Gleaves Xuan, Tan Jarrod Kah Hwee, Peh Cherie Hui, Koh Wei-Ling, Lau Jerrald, Lieske Bettina, Cheong Wai Kit, Chan Dedrick Kok Hong, Tan Ker Kan
University Surgical Cluster, National University Hospital, Singapore, Singapore.
Department of Surgery, Yong Loo Lin School of Medicine, National University of Singapore, Singapore, Singapore.
Sci Rep. 2025 Mar 17;15(1):9184. doi: 10.1038/s41598-025-93013-5.
Identification of reasons and causative factors for prolonged lengths of stay (LOS) after elective colorectal surgery in patients with uneventful postoperative recovery. A prospectively maintained database of colorectal cancer (CRC) patients between 2019 and 2021 was reviewed. Peri-operative parameters were evaluated to identify risk factors for prolonged LOS. Uneventful postoperative recovery was defined as Clavien-Dindo (CD) Complication Grade 0. 181 patients had uneventful postoperative recovery. 30 (16.7%) patients had delayed discharge, the underlying reasons were ongoing physiotherapy assessment for discharge (N = 11), caregiver training for stoma/drain (N = 6), family/patient confidence and or pending community placement for continuation of postoperative rehabilitation (N = 14). Factors such as pre-operative status of activity of daily living (ADL) and community ambulance, stoma creation, and high dependency (HD) ward admission were independently associated with delayed discharge. Multiple factors accounted for delayed discharge in in patients after elective surgery for CRC. Pre-operative identification and intervention to some of these factors might pave the way to reduce the overall length of hospitalization.

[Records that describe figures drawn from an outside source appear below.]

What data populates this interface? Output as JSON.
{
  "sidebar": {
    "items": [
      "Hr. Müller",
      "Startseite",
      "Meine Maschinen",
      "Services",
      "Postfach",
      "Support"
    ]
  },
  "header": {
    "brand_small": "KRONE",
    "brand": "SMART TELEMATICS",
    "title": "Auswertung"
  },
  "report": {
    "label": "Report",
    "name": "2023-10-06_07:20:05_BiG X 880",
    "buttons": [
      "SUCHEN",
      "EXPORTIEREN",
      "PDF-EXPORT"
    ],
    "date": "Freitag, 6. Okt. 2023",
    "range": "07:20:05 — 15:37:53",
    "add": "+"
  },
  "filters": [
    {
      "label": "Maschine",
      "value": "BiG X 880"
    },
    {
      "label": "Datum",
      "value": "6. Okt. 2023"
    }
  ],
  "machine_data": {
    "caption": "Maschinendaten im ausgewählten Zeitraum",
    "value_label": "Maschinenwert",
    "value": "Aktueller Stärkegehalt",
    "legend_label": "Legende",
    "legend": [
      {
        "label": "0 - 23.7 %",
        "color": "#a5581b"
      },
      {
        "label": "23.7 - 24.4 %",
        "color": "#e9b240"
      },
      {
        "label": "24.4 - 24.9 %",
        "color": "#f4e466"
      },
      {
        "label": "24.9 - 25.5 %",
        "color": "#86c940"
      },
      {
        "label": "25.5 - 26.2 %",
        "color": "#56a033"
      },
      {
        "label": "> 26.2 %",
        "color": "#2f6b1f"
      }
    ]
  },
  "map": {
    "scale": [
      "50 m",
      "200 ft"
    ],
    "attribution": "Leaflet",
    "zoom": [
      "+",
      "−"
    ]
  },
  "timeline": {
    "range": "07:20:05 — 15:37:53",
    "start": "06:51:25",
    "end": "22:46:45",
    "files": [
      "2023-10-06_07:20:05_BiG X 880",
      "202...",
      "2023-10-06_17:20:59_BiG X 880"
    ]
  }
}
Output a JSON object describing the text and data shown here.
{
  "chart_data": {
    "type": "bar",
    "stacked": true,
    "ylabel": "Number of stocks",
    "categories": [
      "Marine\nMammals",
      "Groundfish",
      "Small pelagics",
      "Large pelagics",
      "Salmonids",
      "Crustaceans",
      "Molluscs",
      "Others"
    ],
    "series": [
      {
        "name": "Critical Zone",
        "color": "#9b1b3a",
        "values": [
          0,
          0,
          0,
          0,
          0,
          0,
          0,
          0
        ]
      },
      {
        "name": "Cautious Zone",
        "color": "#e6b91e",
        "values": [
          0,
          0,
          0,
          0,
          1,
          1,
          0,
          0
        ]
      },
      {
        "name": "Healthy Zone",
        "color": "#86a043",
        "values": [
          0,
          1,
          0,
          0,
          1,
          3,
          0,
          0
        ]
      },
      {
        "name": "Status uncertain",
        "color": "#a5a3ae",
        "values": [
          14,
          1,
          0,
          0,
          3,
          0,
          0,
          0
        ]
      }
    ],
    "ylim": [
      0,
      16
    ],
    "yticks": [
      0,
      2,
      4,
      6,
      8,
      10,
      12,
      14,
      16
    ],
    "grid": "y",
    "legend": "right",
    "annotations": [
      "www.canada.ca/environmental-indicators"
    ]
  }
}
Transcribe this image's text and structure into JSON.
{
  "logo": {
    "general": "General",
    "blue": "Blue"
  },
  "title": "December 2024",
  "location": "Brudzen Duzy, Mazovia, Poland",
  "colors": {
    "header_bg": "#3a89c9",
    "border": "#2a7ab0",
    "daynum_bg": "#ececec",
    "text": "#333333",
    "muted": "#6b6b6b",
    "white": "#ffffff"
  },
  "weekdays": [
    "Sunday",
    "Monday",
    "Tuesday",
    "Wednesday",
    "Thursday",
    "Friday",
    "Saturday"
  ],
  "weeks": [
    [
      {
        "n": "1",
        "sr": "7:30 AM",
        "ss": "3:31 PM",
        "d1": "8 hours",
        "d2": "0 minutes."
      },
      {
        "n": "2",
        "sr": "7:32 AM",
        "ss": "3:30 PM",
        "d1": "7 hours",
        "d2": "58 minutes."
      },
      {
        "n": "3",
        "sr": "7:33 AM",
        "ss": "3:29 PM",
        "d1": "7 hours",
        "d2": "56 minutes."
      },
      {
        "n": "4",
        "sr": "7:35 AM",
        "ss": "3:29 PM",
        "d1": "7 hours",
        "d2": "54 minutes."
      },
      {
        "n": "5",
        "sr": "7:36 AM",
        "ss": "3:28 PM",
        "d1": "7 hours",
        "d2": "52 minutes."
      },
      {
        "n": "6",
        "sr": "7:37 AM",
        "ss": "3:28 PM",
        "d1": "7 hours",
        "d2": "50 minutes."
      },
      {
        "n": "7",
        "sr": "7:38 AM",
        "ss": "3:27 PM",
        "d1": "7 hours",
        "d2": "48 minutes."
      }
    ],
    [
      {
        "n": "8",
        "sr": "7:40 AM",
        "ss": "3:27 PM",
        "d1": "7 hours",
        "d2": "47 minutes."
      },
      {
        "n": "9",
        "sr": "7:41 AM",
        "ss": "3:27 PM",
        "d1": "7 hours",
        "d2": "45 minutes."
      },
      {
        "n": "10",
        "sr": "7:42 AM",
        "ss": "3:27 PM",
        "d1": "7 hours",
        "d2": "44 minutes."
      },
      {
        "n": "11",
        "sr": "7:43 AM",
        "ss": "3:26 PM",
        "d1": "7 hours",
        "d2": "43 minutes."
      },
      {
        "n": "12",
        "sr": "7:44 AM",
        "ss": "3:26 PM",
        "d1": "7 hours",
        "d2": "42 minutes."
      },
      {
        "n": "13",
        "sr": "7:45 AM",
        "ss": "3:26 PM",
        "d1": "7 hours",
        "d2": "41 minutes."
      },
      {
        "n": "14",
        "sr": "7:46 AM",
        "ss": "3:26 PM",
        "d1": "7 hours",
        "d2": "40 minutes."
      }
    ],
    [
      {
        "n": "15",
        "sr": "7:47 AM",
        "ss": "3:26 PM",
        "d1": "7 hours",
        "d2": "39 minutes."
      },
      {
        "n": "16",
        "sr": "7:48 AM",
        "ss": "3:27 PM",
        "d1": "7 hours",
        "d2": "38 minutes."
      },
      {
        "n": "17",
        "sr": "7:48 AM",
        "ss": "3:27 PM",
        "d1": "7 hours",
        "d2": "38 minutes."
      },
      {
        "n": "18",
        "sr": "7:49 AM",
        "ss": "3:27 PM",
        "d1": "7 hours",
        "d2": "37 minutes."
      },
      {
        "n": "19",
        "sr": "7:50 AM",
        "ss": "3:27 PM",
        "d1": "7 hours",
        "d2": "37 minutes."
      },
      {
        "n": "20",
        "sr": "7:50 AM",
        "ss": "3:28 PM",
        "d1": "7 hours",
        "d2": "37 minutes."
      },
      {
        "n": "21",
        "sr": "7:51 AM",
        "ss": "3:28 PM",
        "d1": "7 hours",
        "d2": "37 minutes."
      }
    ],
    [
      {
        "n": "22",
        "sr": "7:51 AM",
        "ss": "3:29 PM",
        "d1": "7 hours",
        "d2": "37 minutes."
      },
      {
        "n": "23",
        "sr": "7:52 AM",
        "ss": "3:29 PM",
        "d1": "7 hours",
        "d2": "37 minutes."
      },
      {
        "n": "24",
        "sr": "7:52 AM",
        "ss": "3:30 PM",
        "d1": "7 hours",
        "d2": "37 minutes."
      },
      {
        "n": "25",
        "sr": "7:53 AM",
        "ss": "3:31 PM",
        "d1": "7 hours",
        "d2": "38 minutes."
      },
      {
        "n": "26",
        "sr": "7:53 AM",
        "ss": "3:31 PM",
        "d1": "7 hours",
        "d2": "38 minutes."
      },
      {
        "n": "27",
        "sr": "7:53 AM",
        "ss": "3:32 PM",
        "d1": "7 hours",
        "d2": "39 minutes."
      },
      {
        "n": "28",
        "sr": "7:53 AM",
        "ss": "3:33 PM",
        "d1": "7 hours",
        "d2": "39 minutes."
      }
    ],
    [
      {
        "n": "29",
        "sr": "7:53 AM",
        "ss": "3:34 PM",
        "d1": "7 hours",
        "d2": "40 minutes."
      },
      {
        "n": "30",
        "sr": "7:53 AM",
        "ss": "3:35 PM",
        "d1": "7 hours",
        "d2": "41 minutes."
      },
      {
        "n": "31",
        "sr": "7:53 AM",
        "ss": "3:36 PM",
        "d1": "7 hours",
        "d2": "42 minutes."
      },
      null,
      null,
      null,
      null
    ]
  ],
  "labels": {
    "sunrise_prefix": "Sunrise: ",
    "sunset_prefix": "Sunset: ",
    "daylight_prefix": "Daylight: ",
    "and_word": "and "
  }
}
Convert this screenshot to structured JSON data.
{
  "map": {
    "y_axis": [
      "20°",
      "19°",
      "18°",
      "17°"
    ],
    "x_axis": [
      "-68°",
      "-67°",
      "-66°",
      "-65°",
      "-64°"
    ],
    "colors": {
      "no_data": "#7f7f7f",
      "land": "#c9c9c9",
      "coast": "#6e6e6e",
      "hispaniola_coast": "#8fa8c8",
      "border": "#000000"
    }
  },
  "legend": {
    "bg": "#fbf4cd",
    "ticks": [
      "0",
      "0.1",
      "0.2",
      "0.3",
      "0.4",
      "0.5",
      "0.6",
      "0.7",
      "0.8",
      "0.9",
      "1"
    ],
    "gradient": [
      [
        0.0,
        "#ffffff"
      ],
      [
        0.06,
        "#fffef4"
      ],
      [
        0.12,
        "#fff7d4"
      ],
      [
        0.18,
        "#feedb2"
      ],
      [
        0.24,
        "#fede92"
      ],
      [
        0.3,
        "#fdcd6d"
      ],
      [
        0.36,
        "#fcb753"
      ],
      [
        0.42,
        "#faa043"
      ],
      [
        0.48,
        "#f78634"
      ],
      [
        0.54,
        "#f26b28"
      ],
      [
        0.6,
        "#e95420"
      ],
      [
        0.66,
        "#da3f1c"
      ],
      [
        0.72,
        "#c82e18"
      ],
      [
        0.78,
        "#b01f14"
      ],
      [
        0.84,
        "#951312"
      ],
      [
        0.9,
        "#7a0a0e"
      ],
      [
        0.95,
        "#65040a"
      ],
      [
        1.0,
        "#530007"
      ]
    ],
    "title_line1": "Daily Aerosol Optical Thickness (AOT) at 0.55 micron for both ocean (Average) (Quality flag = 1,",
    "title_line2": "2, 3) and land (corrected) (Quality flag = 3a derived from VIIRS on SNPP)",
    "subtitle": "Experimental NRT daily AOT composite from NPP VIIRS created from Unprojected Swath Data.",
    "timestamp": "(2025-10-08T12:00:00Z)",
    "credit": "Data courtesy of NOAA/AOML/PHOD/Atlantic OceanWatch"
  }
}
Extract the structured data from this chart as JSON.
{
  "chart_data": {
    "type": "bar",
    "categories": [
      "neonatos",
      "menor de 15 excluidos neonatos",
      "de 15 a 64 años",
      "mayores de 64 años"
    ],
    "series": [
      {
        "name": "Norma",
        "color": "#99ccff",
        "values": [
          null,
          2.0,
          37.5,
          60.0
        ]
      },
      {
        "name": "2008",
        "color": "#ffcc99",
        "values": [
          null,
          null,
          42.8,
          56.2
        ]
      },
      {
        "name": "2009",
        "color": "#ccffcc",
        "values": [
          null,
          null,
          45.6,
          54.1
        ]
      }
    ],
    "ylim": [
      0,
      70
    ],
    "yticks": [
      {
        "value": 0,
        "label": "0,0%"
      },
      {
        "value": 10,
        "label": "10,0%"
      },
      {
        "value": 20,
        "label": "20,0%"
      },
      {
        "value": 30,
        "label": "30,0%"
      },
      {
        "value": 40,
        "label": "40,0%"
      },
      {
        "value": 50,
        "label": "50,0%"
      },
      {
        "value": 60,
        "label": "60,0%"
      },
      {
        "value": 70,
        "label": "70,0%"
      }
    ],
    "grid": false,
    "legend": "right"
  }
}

确定择期结直肠手术后恢复顺利的患者住院时间延长(LOS)的原因和致病因素。回顾了2019年至2021年间前瞻性维护的结直肠癌(CRC)患者数据库。评估围手术期参数以确定住院时间延长的风险因素。术后恢复顺利定义为Clavien-Dindo(CD)并发症0级。181例患者术后恢复顺利。30例(16.7%)患者出院延迟,根本原因是持续进行出院物理治疗评估(N = 11)、造口/引流护理人员培训(N = 6)、家庭/患者信心以及或等待社区安置以继续术后康复(N = 14)。术前日常生活活动(ADL)状态、社区救护车、造口形成和高依赖(HD)病房入院等因素与出院延迟独立相关。多种因素导致CRC择期手术后患者出院延迟。对其中一些因素进行术前识别和干预可能为缩短总体住院时间铺平道路。